Selon de KEYSER239, « ‘La représentation d’un système par l’opérateur ressortirait-elle davantage de la « mosaïque du puzzle » que d’un corps de connaissances organiquement liées. L’opérateur ne parvient que graduellement à une conceptualisation de ses représentations, à travers l’expérience de la résolution d’incidents, d’aléas, de dysfonctionnements. Les savoir-faire et les savoirs se cristallisent autour de cet apprentissage des cheminements, de la découverte des lois de fonctionnement du processus’ ».

Par exemple, la construction du savoir-agir des infirmières nécessite toute la connaissance technique, une bonne connaissance de l’organisation du travail, des flux d’information, des interrelations entre acteurs...Leur professionnalisme, basé sur leur représentation de la compétence, s’inscrit en effet dans un contexte mouvant, dont l’équilibre dépend de la qualité des divers réseaux de communication, d’où l’utilité de se pencher sur ce réseau, sa structure, son fonctionnement et son évolution au cours du temps.

La communication interne favorise le consensus qui doit exister entre les acteurs de l’hôpital (Direction, encadrement, personnel) autour de quelques règles du jeu et de projets d’intérêt commun.

Pour être polyvalente à l’hôpital, organisation à haut degré de complexité, l’infirmière a besoin de connaître les réseaux verticaux et latéraux existants, formels et informels, afin que son activité prenne du sens au sein du collectif de travail. L’entreprise communicante repose avant tout sur la variété, la richesse et la liberté de ses relations internes.

Développer le rôle communicateur de l’encadrement apparaît aujourd’hui comme une exigence managériale. Il est, sans aucun doute, mieux placé pour être vecteur de communication interpersonnelle, de transmission, de cohésion et d’évolution. Il est, à ce titre, l’informateur privilégié du personnel. Les infirmières et manipulateurs attendent ainsi de leurs cadres non seulement les informations pertinentes relatives aux processus techniques de travail, mais également des données générales sur l’environnement du poste.
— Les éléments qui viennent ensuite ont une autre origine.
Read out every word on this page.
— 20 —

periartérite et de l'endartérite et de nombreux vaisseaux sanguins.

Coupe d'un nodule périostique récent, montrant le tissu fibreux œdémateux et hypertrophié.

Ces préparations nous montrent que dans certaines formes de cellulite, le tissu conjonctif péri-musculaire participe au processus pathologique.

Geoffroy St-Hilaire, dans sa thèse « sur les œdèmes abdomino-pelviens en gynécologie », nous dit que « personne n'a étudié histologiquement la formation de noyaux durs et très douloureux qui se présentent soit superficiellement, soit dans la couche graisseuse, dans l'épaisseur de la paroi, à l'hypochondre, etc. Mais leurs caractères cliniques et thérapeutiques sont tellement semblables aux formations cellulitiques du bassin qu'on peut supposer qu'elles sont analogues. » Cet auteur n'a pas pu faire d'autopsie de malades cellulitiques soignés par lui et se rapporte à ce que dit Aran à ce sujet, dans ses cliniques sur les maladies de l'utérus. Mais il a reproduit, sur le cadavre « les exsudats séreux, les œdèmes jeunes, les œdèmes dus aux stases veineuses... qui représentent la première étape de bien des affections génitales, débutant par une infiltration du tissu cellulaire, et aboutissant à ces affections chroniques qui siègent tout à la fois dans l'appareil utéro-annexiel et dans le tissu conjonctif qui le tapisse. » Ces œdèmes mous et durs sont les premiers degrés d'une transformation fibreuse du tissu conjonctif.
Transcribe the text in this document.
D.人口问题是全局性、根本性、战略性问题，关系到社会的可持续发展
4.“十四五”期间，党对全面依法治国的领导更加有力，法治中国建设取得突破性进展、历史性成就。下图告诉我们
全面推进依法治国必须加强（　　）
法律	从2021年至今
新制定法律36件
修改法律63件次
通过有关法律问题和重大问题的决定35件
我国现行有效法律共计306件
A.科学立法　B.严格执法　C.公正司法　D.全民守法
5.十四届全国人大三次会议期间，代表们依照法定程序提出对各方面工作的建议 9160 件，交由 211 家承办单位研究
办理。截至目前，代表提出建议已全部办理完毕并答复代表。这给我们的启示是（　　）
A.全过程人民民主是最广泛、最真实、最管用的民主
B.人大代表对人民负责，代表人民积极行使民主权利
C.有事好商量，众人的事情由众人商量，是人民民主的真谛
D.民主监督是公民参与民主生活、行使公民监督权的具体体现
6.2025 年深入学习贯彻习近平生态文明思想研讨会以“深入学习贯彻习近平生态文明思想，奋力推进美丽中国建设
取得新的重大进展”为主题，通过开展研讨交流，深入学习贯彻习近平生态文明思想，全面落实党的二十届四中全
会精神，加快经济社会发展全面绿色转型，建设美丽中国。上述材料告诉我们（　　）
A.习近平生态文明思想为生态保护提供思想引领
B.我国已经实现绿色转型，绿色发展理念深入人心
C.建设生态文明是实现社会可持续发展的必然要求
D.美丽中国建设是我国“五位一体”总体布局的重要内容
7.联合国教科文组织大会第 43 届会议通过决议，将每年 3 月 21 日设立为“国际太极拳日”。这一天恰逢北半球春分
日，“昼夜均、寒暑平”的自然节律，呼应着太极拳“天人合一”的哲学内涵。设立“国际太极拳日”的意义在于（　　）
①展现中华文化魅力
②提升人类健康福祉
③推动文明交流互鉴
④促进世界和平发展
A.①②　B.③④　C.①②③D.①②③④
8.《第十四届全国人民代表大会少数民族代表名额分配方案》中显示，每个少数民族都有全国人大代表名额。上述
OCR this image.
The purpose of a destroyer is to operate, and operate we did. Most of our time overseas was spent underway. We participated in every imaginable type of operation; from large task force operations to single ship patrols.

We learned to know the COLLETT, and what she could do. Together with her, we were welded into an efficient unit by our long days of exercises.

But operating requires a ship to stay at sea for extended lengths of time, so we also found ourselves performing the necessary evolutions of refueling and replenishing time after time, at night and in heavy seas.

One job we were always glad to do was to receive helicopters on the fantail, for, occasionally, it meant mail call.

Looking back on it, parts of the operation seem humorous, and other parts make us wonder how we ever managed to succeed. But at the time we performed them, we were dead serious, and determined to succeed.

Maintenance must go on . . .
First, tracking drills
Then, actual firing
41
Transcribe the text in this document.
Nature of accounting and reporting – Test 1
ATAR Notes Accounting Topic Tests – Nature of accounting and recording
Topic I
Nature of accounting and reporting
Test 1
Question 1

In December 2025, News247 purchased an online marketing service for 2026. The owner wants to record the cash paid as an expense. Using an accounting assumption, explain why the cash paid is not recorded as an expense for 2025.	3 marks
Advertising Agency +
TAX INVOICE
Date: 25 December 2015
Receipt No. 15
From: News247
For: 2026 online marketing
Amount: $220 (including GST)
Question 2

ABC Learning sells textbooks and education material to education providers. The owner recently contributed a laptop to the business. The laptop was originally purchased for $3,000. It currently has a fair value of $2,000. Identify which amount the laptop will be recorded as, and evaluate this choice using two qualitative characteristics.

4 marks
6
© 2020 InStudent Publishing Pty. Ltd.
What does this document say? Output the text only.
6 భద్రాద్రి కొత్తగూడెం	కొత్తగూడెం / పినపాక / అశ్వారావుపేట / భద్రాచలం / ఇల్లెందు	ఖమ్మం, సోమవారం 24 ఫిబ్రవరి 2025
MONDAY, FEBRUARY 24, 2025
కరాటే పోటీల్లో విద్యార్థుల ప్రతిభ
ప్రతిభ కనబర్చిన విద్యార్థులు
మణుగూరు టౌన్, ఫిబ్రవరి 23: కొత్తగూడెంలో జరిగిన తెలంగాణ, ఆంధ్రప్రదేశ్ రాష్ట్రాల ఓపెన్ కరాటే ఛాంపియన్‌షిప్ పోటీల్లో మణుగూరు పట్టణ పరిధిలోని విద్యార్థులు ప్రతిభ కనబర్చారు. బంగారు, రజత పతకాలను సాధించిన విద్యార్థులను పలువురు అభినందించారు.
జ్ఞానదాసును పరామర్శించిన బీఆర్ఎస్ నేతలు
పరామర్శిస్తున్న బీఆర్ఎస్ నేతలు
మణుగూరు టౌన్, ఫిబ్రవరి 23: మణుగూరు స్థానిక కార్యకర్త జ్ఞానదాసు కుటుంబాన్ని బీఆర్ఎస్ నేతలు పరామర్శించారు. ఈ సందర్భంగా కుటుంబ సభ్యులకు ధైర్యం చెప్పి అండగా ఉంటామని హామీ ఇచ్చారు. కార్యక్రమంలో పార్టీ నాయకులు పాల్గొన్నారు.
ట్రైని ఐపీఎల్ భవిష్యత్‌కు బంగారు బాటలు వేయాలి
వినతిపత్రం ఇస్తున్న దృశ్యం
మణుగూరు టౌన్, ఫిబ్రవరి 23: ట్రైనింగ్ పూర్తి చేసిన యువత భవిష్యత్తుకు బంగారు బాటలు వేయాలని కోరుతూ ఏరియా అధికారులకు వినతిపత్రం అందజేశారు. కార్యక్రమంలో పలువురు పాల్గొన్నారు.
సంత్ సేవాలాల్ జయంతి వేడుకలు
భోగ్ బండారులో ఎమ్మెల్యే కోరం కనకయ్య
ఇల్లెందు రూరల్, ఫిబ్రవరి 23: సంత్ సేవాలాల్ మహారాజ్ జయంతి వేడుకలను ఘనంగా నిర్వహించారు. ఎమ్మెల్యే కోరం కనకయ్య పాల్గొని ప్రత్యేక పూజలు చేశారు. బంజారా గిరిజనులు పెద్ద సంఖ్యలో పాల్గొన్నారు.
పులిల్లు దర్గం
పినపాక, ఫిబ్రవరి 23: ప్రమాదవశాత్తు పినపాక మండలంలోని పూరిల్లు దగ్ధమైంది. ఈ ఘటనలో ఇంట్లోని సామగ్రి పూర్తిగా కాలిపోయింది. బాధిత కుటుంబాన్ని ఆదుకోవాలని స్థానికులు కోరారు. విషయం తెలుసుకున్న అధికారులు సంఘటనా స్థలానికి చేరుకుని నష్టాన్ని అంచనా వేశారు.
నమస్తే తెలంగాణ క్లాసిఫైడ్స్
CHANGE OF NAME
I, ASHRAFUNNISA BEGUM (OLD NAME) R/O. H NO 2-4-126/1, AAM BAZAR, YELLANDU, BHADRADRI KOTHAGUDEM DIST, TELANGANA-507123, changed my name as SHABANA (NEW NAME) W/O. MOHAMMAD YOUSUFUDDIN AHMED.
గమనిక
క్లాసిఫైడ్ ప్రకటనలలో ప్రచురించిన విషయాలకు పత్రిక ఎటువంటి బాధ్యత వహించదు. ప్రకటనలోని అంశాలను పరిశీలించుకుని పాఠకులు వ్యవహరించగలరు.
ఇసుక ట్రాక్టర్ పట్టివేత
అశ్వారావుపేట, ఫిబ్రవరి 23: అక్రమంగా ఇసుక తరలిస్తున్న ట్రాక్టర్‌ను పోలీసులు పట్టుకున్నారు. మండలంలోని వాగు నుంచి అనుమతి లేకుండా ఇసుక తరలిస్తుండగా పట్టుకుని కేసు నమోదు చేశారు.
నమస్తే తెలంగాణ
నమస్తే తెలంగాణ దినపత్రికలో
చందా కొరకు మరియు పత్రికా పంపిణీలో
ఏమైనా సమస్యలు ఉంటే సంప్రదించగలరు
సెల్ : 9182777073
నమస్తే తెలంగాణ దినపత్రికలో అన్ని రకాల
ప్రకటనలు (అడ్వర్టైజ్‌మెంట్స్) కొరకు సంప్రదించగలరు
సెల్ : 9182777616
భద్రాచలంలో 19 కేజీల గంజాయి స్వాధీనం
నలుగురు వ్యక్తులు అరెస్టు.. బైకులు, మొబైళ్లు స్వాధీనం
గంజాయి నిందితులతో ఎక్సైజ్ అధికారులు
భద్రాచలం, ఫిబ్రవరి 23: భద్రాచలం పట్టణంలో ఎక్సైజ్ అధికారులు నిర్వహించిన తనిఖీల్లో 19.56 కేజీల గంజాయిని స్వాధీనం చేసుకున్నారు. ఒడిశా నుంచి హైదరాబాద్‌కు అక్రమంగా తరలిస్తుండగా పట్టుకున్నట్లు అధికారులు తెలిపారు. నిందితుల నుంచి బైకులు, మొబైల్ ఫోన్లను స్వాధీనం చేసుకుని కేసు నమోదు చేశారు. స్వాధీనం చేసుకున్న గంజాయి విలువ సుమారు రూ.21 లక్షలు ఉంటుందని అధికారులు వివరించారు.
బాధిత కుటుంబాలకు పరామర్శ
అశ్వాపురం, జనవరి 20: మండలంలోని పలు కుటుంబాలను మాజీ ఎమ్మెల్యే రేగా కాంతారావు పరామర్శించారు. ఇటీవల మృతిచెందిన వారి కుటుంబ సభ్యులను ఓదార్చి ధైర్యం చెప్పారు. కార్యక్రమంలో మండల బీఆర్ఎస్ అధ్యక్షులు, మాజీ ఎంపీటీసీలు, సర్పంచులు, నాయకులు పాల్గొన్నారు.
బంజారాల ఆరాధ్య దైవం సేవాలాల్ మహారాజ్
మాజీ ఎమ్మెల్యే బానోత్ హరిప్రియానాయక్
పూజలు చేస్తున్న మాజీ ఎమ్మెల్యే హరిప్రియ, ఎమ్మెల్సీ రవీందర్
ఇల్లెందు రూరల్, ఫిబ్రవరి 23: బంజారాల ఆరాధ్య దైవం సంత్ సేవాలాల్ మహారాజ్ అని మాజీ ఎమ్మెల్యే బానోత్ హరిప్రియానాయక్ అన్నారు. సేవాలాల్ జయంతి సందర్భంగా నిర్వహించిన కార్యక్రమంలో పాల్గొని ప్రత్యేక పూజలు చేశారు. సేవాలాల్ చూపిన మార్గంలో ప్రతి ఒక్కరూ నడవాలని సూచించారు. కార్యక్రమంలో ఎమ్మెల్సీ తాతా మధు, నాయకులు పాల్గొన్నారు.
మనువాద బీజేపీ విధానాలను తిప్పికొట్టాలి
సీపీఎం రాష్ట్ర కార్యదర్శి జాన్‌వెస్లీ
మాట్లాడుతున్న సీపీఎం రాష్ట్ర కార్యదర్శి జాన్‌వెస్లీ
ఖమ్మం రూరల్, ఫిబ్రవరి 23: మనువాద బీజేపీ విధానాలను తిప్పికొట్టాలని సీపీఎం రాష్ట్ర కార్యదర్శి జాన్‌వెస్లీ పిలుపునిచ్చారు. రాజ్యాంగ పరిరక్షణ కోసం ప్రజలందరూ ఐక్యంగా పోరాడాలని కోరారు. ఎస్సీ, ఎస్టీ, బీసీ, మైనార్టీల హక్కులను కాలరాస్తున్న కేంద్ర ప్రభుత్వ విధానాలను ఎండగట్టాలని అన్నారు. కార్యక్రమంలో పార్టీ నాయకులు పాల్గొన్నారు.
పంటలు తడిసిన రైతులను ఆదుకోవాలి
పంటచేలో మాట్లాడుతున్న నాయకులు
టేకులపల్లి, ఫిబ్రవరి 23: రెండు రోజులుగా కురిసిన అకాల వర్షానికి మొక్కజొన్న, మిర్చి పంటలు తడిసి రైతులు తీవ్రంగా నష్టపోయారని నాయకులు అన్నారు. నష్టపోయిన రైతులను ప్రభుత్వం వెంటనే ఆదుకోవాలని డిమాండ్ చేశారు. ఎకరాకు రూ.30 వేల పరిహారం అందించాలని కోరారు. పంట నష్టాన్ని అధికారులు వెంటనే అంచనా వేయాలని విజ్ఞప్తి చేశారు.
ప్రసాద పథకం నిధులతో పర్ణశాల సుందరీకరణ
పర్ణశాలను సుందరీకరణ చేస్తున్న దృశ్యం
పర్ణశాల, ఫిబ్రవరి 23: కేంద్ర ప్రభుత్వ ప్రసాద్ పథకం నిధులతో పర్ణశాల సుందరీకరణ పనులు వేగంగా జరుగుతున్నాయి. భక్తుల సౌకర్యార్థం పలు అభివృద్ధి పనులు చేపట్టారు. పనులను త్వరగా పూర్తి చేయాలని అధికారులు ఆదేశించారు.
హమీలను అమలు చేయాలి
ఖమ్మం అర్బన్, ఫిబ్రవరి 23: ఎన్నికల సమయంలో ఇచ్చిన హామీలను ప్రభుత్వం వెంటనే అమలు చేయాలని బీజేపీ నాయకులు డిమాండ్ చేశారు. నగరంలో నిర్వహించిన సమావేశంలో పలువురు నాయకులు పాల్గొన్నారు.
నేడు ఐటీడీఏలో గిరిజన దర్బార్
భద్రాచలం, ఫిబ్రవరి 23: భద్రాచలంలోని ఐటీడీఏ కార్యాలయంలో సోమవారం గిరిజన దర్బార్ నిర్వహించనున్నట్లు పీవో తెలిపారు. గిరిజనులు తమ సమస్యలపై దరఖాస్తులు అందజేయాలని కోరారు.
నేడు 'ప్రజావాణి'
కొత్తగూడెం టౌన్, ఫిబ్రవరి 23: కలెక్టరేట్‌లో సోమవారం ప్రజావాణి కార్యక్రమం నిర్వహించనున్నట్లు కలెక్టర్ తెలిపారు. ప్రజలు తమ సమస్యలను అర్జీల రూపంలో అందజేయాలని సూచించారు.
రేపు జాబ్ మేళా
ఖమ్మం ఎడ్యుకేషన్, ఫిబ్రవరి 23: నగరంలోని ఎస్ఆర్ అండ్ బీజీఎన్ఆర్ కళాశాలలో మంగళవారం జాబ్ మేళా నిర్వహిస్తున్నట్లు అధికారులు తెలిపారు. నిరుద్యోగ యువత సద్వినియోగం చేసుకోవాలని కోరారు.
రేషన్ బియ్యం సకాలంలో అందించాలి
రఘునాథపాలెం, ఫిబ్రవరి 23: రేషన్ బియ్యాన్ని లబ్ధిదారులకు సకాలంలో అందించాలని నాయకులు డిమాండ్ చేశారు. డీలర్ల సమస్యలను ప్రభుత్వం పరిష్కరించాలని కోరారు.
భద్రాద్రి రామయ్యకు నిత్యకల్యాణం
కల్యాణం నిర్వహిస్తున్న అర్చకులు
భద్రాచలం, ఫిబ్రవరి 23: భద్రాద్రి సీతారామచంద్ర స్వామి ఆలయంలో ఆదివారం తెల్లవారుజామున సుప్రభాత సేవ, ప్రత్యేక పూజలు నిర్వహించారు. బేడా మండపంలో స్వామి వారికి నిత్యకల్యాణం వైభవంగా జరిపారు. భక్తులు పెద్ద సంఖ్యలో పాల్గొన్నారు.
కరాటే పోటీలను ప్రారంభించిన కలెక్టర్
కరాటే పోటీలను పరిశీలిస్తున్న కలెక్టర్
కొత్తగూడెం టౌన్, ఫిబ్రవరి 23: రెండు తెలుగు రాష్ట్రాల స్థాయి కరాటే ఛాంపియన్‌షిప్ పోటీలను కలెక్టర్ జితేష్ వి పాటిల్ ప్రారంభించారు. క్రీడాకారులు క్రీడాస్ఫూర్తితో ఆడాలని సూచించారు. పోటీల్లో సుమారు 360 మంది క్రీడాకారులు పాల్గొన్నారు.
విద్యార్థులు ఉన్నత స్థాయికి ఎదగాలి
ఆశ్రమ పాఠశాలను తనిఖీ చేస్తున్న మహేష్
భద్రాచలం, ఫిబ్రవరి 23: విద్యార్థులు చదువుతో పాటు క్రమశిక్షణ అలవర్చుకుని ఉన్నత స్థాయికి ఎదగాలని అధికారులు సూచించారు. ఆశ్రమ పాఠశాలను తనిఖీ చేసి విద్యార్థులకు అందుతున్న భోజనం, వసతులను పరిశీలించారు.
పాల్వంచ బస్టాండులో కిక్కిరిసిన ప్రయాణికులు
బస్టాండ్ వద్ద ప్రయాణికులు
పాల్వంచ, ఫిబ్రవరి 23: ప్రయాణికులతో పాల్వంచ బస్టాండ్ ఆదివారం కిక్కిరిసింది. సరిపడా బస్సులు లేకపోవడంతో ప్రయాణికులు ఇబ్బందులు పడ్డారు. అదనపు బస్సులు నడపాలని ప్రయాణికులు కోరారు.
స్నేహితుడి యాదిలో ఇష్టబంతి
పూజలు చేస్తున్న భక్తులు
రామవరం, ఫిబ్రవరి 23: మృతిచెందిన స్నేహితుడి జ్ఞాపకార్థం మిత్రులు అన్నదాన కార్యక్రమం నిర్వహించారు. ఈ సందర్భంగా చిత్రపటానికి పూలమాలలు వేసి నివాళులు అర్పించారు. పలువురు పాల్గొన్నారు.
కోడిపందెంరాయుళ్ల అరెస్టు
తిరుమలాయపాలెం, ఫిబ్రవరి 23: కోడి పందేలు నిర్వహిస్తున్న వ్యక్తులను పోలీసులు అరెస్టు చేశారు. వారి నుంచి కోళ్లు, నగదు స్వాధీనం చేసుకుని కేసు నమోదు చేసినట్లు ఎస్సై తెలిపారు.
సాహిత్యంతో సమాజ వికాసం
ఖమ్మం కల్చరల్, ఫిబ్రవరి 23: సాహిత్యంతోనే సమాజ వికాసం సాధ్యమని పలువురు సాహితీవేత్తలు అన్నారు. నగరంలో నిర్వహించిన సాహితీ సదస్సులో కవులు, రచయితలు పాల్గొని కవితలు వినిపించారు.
Ils attendent aussi de leurs collègues des informations complémentaires de nature à améliorer la coordination des actions opérationnelles.

Comme nous l’avons vu, l’exercice de la polyvalence fait varier le cadre de vie au travail et modifie la nature des échanges entre l’homme et son objet de travail. C’est ainsi que le cadre doit accorder une attention toute particulière dans « l’ajustement » de l’opérateur à son nouvel environnement, la représentation sociale prenant appui sur la mentalité du groupe, orientant et organisant ainsi les conduites et les communications sociales240. La nature des informations et leur degré d’intégration sont à la base du processus de cohérence collective nécessaire à l’exercice de la polyvalence.

Notes
237.

CAVESTRO (W) : « Nouveaux langages, nouveau travail », « Technologies nouvelles, nouveau travail ». En collaboration avec BERNOUX (P), LAMOTTE (B), TROUSSIER (JF). Collection Recherches, Paris, 135 pages, p. 187

238.

DANIELLOY (F), BOEL (M) : « L’activité des opérateurs de conduite ». pages 145-147

239.

de KEYSER (V) : « Les communications dans les systèmes automatisés : champs cognitifs et supports d’information chez les opérateurs ». Liège, 1985, p. 229

240.

DOISE (W) : « Attitude et représentations sociales », « Les représentations sociales ». sous la direction de JODELET (D), PUF, 1989, p. 220-238

JODELET (D) : « Les représentations sociales : un domaine en expansion », in « Les représentations sociales ». PUF, 1989, p. 36. Selon D. JODELET, « la représentation sociale est un objet mental, une forme de savoir pratique », consistant en une intégration spécifique des informations possédées sur un fait. C’est une base de connaissances socialement élaborée et concourant à la construction d’une réalité commune à un ensemble social.